2023-08-26 07:00:44 | 防衛・安全保障
■防衛情報-ウクライナ戦争
 ウクライナにおいて供与装備や保管装備をもとに新設旅団が次々新編されている様子をみますと、日本も用途廃止装備の扱い方を考えるべきだと思う。

 東部戦線は一週間以上膠着している、イギリス国防省ウクライナ戦況報告8月19日発表として示されました。東部戦線でもロシア軍はクピアンスク地方での威力偵察を続けており、これが攻撃の兆候である可能性はあるのですが、際立った前進などは見られないと分析、陽動であるのか再攻撃の兆候かまでは不明ですが現状で再攻撃は行われていません。

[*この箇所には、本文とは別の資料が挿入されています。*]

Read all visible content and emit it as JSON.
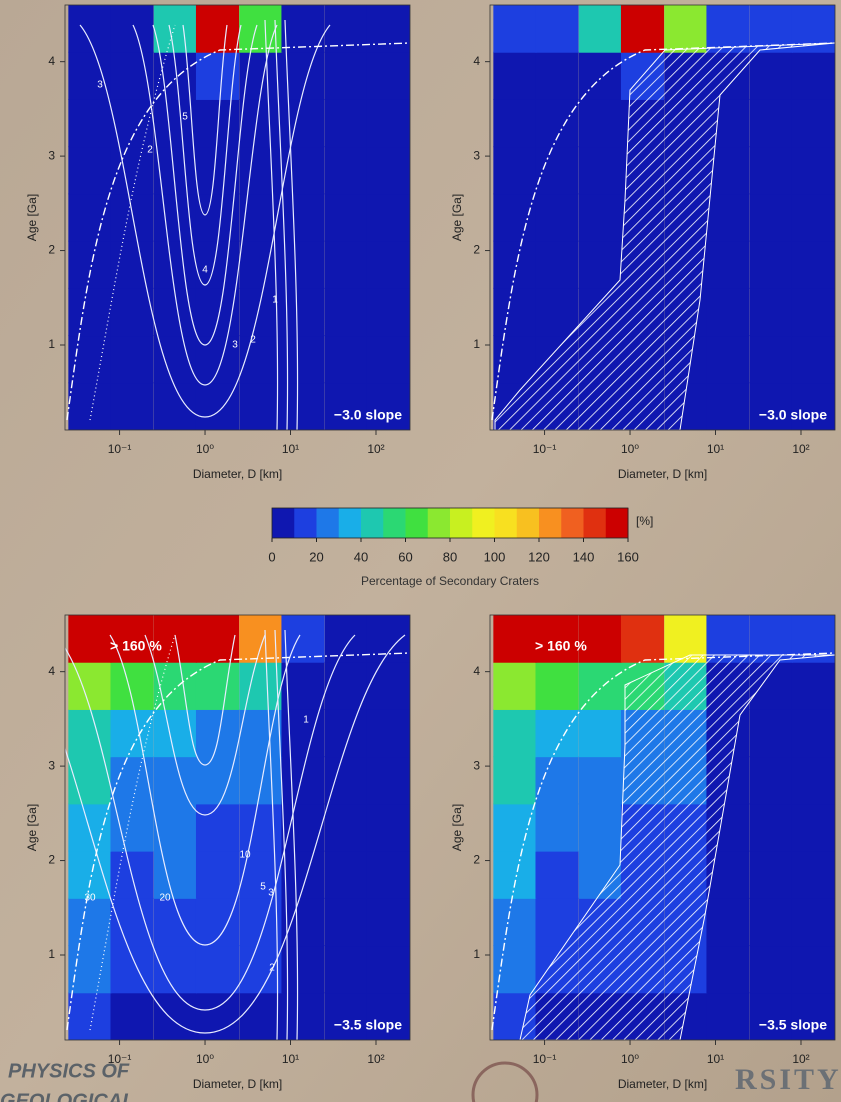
{
  "chart_data": [
    {
      "type": "heatmap",
      "xscale": "log",
      "x": [
        0.045,
        0.14,
        0.45,
        1.4,
        4.5,
        14,
        45,
        140
      ],
      "y": [
        0.35,
        0.85,
        1.35,
        1.85,
        2.35,
        2.85,
        3.35,
        3.85,
        4.35
      ],
      "z": [
        [
          2,
          1,
          2,
          3,
          2,
          1,
          1,
          0
        ],
        [
          2,
          2,
          3,
          3,
          2,
          1,
          1,
          0
        ],
        [
          2,
          2,
          3,
          4,
          3,
          1,
          1,
          0
        ],
        [
          2,
          3,
          4,
          4,
          3,
          1,
          1,
          0
        ],
        [
          2,
          3,
          4,
          5,
          3,
          1,
          1,
          0
        ],
        [
          3,
          3,
          5,
          5,
          4,
          2,
          1,
          0
        ],
        [
          3,
          3,
          5,
          6,
          5,
          2,
          1,
          0
        ],
        [
          3,
          4,
          6,
          12,
          8,
          3,
          1,
          0
        ],
        [
          5,
          8,
          40,
          150,
          60,
          8,
          2,
          1
        ]
      ],
      "xlim": [
        0.023,
        250
      ],
      "ylim": [
        0.1,
        4.6
      ],
      "xticks": [
        {
          "value": 0.1,
          "label": "10⁻¹"
        },
        {
          "value": 1,
          "label": "10⁰"
        },
        {
          "value": 10,
          "label": "10¹"
        },
        {
          "value": 100,
          "label": "10²"
        }
      ],
      "yticks": [
        1,
        2,
        3,
        4
      ],
      "xlabel": "Diameter, D [km]",
      "ylabel": "Age [Ga]",
      "slope_label": "−3.0 slope",
      "contour_labels": [
        3,
        5,
        2,
        4,
        3,
        2,
        1
      ]
    },
    {
      "type": "heatmap",
      "xscale": "log",
      "x": [
        0.045,
        0.14,
        0.45,
        1.4,
        4.5,
        14,
        45,
        140
      ],
      "y": [
        0.35,
        0.85,
        1.35,
        1.85,
        2.35,
        2.85,
        3.35,
        3.85,
        4.35
      ],
      "z": [
        [
          2,
          1,
          2,
          3,
          2,
          1,
          1,
          0
        ],
        [
          2,
          2,
          3,
          3,
          2,
          1,
          1,
          0
        ],
        [
          2,
          2,
          3,
          4,
          3,
          1,
          1,
          0
        ],
        [
          2,
          3,
          4,
          4,
          3,
          1,
          1,
          0
        ],
        [
          2,
          3,
          4,
          5,
          3,
          1,
          1,
          0
        ],
        [
          3,
          3,
          5,
          5,
          4,
          2,
          1,
          0
        ],
        [
          3,
          3,
          5,
          6,
          5,
          2,
          1,
          0
        ],
        [
          3,
          4,
          6,
          12,
          8,
          3,
          1,
          0
        ],
        [
          15,
          15,
          40,
          150,
          70,
          15,
          15,
          15
        ]
      ],
      "xlim": [
        0.023,
        250
      ],
      "ylim": [
        0.1,
        4.6
      ],
      "xticks": [
        {
          "value": 0.1,
          "label": "10⁻¹"
        },
        {
          "value": 1,
          "label": "10⁰"
        },
        {
          "value": 10,
          "label": "10¹"
        },
        {
          "value": 100,
          "label": "10²"
        }
      ],
      "yticks": [
        1,
        2,
        3,
        4
      ],
      "xlabel": "Diameter, D [km]",
      "ylabel": "Age [Ga]",
      "slope_label": "−3.0 slope",
      "hatched": true
    },
    {
      "type": "heatmap",
      "xscale": "log",
      "x": [
        0.045,
        0.14,
        0.45,
        1.4,
        4.5,
        14,
        45,
        140
      ],
      "y": [
        0.35,
        0.85,
        1.35,
        1.85,
        2.35,
        2.85,
        3.35,
        3.85,
        4.35
      ],
      "z": [
        [
          12,
          8,
          8,
          7,
          7,
          3,
          1,
          1
        ],
        [
          20,
          12,
          12,
          10,
          10,
          4,
          2,
          1
        ],
        [
          25,
          15,
          15,
          12,
          12,
          4,
          2,
          1
        ],
        [
          30,
          18,
          20,
          14,
          14,
          5,
          2,
          1
        ],
        [
          35,
          20,
          22,
          15,
          15,
          5,
          2,
          1
        ],
        [
          40,
          25,
          25,
          20,
          20,
          6,
          2,
          1
        ],
        [
          45,
          30,
          30,
          25,
          25,
          7,
          3,
          2
        ],
        [
          70,
          60,
          55,
          55,
          45,
          8,
          3,
          2
        ],
        [
          165,
          165,
          165,
          165,
          120,
          10,
          5,
          3
        ]
      ],
      "xlim": [
        0.023,
        250
      ],
      "ylim": [
        0.1,
        4.6
      ],
      "xticks": [
        {
          "value": 0.1,
          "label": "10⁻¹"
        },
        {
          "value": 1,
          "label": "10⁰"
        },
        {
          "value": 10,
          "label": "10¹"
        },
        {
          "value": 100,
          "label": "10²"
        }
      ],
      "yticks": [
        1,
        2,
        3,
        4
      ],
      "xlabel": "Diameter, D [km]",
      "ylabel": "Age [Ga]",
      "slope_label": "−3.5 slope",
      "saturation_label": "> 160 %",
      "contour_labels": [
        30,
        20,
        10,
        5,
        3,
        2,
        1
      ]
    },
    {
      "type": "heatmap",
      "xscale": "log",
      "x": [
        0.045,
        0.14,
        0.45,
        1.4,
        4.5,
        14,
        45,
        140
      ],
      "y": [
        0.35,
        0.85,
        1.35,
        1.85,
        2.35,
        2.85,
        3.35,
        3.85,
        4.35
      ],
      "z": [
        [
          12,
          8,
          8,
          7,
          7,
          3,
          1,
          1
        ],
        [
          20,
          12,
          12,
          10,
          10,
          4,
          2,
          1
        ],
        [
          25,
          15,
          15,
          12,
          12,
          4,
          2,
          1
        ],
        [
          30,
          18,
          20,
          14,
          14,
          5,
          2,
          1
        ],
        [
          35,
          20,
          22,
          15,
          15,
          5,
          2,
          1
        ],
        [
          40,
          25,
          25,
          20,
          20,
          6,
          2,
          1
        ],
        [
          45,
          30,
          30,
          25,
          25,
          7,
          3,
          2
        ],
        [
          70,
          60,
          55,
          55,
          45,
          8,
          3,
          2
        ],
        [
          165,
          165,
          165,
          140,
          90,
          15,
          10,
          10
        ]
      ],
      "xlim": [
        0.023,
        250
      ],
      "ylim": [
        0.1,
        4.6
      ],
      "xticks": [
        {
          "value": 0.1,
          "label": "10⁻¹"
        },
        {
          "value": 1,
          "label": "10⁰"
        },
        {
          "value": 10,
          "label": "10¹"
        },
        {
          "value": 100,
          "label": "10²"
        }
      ],
      "yticks": [
        1,
        2,
        3,
        4
      ],
      "xlabel": "Diameter, D [km]",
      "ylabel": "Age [Ga]",
      "slope_label": "−3.5 slope",
      "saturation_label": "> 160 %",
      "hatched": true
    }
  ],
  "colorbar": {
    "levels": [
      0,
      10,
      20,
      30,
      40,
      50,
      60,
      70,
      80,
      90,
      100,
      110,
      120,
      130,
      140,
      150,
      160
    ],
    "colors": [
      "#0f17b0",
      "#1d3fe0",
      "#1e78e8",
      "#19aee8",
      "#1ec8b0",
      "#2bd873",
      "#40e040",
      "#8be830",
      "#c8f020",
      "#f0f020",
      "#f8e020",
      "#f8c020",
      "#f89020",
      "#f06020",
      "#e03010",
      "#cc0000"
    ],
    "ticks": [
      0,
      20,
      40,
      60,
      80,
      100,
      120,
      140,
      160
    ],
    "unit": "[%]",
    "label": "Percentage of Secondary Craters"
  },
  "watermarks": [
    "PHYSICS OF",
    "GEOLOGICAL",
    "RSITY"
  ]
}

 南部戦線においてはウクライナ軍がモクリヤリー川沿いに前進を続けウロジャイン村を奪還したと分析しています。ただ、重ねてイギリスの分析では、ウクライナ軍はロシア軍の構築した防御線陣地からの激しい抵抗を受けているとしており、モクリヤリー川沿いにウクライナ軍が更なる戦果拡張を行うには容易ではないという視点も付け加えています。
■共に予備戦力に余裕なく
 この予備戦力枯渇というてんでは日本も同じですね戦争していませんけれども。

 ウクライナ軍とロシア軍の共通する要素は二つある、イギリス国防省ウクライナ戦況報告8月19日発表では両軍の再攻勢や反転攻勢が進まない背景を分析しています。一つは共に予備戦力に余裕がなく攻勢を展開することの難しさがあるということ。もう一つはロシア軍もウクライナ軍も2022年末の防衛線をそうとう強化しているということ。

 2022年冬までに両軍は攻撃前進をいったん棚上げしており、特にロシア軍はウクライナ軍の春季攻勢を想定し防衛線を強化、ウクライナ軍も戦車が動きやすい冬季での攻撃を想定し防御を掃討強化していました。これにより地雷と塹壕に対戦車火器などを複々線以上にわたり巡らせている防御陣地帯を突破することは共に容易ではない、という点です。
■レオパルド1戦車訓練
 民間企業が保管していたレオパルト1が相当数あるというのが凄い話で74式戦車も万一の際に緊急に世界から戦車を調達する費用を考えれば倉庫代など大したことはないように思うのだけれど。

 ドイツ国防省はウクライナ供与予定のレオパルド1戦車訓練状況を報道公開しました。これはNHKが8月18日0623時に報道したもので、演習ではドイツ東部のザクセンアンハルト州演習場における訓練の様子が紹介、所謂NATO迷彩ではなくOD単色迷彩のレオパルド1A4戦車と思われる戦車が戦車砲を射撃する様子などが紹介されています。

 レオパルド1は第二世代戦車、陸上自衛隊の74式戦車と同世代の戦車ですが、暗視装置が改良されています。ただ、第二世代戦車の限界として防御力は徹甲弾の直撃に耐えるものではなく、一方で訓練を支援する連邦軍のマーロー中将の話として、レオパルド1の強みは三桁を供与できることだとしており、ドイツは100両を供与する計画とのことです。